The Indian government's unfolding Iran policy has kept in view the country's national interests with a medium and long term perspective.
Indian Ambassador to Iran Manbir Singh has been quoted by the Tehran Times on Thursday as saying that India's stance on the Iran nuclear issue will remain "crystal clear" insofar as Iran is entitled to use nuclear energy for peaceful purposes.
The Indian ambassador has expressed the hope that the issue will be resolved at the IAEA peacefully through discussions.
A visit by Manmohan Singh to Iran was also discussed during last month's consultations with Mottaki. The Iranian foreign minister revealed that he had handed over a formal invitation from President Mahmoud Ahmedinejad to the prime minister.

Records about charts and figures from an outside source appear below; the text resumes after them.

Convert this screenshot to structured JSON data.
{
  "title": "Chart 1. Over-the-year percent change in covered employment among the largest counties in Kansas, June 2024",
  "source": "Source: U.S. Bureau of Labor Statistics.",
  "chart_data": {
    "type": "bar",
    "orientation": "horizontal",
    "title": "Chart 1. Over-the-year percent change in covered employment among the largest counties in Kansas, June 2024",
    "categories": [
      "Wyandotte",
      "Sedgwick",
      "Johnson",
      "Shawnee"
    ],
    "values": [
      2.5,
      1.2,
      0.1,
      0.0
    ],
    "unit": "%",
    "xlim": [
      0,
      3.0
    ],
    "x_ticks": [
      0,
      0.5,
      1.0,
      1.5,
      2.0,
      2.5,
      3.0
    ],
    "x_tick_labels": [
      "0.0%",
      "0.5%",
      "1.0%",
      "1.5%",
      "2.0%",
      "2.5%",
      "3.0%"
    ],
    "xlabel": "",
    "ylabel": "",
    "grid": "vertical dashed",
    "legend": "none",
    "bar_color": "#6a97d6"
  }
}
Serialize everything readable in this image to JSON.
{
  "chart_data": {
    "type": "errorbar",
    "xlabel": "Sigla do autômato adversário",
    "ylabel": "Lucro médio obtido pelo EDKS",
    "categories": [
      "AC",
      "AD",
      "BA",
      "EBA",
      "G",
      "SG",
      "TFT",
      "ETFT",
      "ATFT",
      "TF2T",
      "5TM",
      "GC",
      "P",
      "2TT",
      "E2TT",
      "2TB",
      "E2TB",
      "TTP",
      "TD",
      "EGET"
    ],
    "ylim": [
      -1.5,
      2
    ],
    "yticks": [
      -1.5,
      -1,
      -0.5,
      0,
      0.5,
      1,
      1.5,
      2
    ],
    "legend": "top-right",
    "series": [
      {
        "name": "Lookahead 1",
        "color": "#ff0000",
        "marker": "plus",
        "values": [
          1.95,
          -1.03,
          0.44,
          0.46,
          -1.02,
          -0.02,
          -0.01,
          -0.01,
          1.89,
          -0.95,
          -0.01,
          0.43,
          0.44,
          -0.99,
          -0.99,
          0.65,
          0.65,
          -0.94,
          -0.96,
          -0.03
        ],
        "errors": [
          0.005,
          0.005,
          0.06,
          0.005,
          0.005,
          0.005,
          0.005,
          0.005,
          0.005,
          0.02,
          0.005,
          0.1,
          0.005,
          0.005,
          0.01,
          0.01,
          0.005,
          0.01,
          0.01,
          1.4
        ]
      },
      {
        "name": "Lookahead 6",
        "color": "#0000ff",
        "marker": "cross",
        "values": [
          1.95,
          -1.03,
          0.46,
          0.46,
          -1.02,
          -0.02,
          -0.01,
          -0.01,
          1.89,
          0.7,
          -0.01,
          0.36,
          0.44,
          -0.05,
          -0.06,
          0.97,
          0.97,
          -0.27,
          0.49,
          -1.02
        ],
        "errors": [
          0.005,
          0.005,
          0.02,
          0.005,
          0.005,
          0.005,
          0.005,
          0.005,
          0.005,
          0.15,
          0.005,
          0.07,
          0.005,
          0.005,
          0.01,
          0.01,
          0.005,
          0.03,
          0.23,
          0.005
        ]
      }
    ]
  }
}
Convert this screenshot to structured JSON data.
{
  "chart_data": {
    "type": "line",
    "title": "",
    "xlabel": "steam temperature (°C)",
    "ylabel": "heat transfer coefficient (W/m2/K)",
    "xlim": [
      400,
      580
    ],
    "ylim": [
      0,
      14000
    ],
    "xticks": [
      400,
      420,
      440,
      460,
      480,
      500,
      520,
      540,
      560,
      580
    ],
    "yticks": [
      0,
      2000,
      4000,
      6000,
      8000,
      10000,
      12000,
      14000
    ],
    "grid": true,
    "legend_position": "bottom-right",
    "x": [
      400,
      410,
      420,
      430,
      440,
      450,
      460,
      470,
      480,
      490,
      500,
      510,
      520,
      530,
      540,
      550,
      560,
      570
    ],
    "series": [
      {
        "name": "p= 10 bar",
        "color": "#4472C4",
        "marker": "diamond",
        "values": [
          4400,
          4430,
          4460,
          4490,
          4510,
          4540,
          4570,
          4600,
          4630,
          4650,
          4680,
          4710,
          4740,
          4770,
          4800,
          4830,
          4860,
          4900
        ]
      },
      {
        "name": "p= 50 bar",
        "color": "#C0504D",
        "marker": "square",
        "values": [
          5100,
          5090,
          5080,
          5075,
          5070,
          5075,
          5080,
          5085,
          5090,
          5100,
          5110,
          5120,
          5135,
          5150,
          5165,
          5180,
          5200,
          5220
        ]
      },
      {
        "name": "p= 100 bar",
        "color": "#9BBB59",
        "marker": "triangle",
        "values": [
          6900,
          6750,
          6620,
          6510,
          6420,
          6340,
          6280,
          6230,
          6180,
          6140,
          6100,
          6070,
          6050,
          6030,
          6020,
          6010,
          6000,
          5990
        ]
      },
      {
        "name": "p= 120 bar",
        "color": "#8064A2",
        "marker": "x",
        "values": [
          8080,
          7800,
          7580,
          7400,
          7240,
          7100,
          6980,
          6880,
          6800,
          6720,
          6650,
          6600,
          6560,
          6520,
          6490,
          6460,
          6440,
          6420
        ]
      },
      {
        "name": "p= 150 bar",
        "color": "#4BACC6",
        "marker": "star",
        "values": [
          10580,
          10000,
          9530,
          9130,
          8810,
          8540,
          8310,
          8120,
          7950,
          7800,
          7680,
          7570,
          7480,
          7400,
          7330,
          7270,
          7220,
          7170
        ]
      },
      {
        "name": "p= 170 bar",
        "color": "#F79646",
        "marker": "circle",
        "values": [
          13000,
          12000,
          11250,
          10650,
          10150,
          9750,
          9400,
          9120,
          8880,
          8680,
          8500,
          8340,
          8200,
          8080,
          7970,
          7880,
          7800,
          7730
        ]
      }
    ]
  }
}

Iran has been dragging its feet on a Pakistani proposal to go ahead with the gas pipeline project even without Indian participation, a senior Iranian diplomat told rediff.com.
The diplomat said Islamabad was showing keenness to have an Iran-Pakistan-China gas pipeline project which would fetch Islamabad an estimated transit fee of $1 billion annually.
The visiting Iranian foreign minister had told a press conference at Delhi last month that "great projects lead to great friendship and rapid development of the region" and that's why Tehran was keen on Indian participation in the pipeline project.